Revaluation of Assets and Reassessment of Liabilities

What is Revaluation Account?

A Revaluation Account is outlined to determine net profit or loss on revaluation of assets and liabilities and including those items that are unrecorded into books. Revaluation account is prepared at the time of admission of a new partner or in case of death or retirement of a partner. The Revaluation profit or loss is transferred to the capital a/c of all the partners comprising deceased or retiring partners in their old profit sharing ratio (PSR).

What is Revaluation of Assets and Reassessment of Liabilities?

During the admission of a new partner, it is always better to determine whether the assets of the enterprise are mentioned in the books at their current values. If the assets are overstated or understated, these are to be revalued. Few points that explain why revaluation of assets and reassessment of liabilities are important.

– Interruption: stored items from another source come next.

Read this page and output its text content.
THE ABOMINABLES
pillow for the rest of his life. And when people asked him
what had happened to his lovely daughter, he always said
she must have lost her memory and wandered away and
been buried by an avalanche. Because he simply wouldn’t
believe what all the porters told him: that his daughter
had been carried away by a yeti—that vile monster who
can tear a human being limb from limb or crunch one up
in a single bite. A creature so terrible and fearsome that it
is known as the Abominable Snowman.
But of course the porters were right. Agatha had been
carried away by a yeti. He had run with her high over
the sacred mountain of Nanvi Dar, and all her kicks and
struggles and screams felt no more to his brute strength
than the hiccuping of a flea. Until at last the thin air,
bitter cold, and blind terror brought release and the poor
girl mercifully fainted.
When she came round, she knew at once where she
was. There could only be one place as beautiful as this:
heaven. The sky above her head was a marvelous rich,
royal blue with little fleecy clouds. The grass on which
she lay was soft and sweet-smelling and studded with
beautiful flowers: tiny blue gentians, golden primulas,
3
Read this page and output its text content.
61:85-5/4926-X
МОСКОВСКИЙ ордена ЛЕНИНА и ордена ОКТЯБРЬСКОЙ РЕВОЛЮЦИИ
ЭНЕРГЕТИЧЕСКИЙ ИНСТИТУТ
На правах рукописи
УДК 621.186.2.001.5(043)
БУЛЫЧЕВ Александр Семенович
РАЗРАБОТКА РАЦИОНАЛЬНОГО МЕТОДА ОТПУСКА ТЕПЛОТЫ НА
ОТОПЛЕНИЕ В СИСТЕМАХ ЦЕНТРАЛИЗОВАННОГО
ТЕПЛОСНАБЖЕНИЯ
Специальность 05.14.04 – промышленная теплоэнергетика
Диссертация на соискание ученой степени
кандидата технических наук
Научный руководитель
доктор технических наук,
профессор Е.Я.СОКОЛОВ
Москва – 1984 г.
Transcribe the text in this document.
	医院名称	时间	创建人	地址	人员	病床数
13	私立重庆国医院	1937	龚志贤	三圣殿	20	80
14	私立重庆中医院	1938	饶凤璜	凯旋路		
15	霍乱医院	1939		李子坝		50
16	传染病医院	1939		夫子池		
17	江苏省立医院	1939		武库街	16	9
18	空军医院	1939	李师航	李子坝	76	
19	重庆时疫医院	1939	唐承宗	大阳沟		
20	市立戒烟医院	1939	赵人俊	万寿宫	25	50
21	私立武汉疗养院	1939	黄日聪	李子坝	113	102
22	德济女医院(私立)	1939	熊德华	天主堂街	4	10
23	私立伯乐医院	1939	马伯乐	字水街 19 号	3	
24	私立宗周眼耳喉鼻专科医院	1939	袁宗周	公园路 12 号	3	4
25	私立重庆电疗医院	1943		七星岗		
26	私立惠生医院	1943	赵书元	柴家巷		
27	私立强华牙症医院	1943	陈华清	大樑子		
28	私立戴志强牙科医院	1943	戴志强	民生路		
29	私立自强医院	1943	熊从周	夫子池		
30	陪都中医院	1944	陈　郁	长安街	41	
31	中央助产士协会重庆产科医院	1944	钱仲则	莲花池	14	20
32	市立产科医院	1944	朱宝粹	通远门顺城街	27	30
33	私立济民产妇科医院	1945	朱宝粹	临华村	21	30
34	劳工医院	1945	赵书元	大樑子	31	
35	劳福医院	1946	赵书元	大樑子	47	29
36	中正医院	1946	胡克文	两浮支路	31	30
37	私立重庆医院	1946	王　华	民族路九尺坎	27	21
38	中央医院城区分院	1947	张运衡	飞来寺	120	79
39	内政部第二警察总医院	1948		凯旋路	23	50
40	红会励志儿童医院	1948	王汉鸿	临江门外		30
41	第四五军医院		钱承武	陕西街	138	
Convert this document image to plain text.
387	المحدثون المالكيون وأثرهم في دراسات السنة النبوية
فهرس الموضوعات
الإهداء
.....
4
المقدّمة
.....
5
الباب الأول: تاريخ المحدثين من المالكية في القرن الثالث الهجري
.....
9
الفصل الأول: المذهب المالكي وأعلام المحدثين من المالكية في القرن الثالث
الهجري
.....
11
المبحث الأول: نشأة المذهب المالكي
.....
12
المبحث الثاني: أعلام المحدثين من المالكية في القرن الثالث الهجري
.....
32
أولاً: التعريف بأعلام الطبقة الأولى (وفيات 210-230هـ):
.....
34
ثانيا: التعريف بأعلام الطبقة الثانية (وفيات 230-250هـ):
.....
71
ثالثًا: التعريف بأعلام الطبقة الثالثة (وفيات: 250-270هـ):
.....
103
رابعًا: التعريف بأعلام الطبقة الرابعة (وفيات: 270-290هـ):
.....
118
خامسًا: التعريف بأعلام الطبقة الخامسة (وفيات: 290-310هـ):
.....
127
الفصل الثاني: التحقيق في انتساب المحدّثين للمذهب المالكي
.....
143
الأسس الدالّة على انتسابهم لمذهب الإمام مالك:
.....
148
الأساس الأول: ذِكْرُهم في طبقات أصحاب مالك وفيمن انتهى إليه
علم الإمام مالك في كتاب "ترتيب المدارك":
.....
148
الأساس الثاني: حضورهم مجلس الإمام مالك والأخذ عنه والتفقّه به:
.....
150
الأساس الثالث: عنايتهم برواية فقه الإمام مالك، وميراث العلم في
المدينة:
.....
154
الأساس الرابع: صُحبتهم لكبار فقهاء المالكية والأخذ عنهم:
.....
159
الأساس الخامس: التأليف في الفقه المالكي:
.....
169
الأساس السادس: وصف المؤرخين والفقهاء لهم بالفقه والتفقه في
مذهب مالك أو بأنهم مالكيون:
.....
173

  • Reassessment of liabilities is done so that the liabilities are recorded in the books at their appropriate values.
  • Now and then, there may also be some assets and liabilities of the enterprise that stay unnoticed and unrecorded. These also have to be added into the books of the enterprise. For this cause the enterprise has to outline the Revaluation Account.
  • The profit or loss on revaluation of each asset and liability is moved to this A/c and its balance is transferred to the capital account of the old partners in their old profit sharing ratio.
  • To put it in other words, the revaluation A/c is credited with the rise in the value of each asset and decrease in its liabilities; it is a profit and is debited with a decrease in the merit of assets and increase in its liabilities is debited to revaluation A/c, it is a loss. Correspondingly, unrecorded liabilities are debited and unrecorded assets are credited to the revaluation account.
  • If the revaluation A/c finally displays a credit (cr.) balance then, it stipulates net profit and if there is a debit balance then it stipulates net loss. Which will be later transferred to the capital account of the old partners in the old ratio.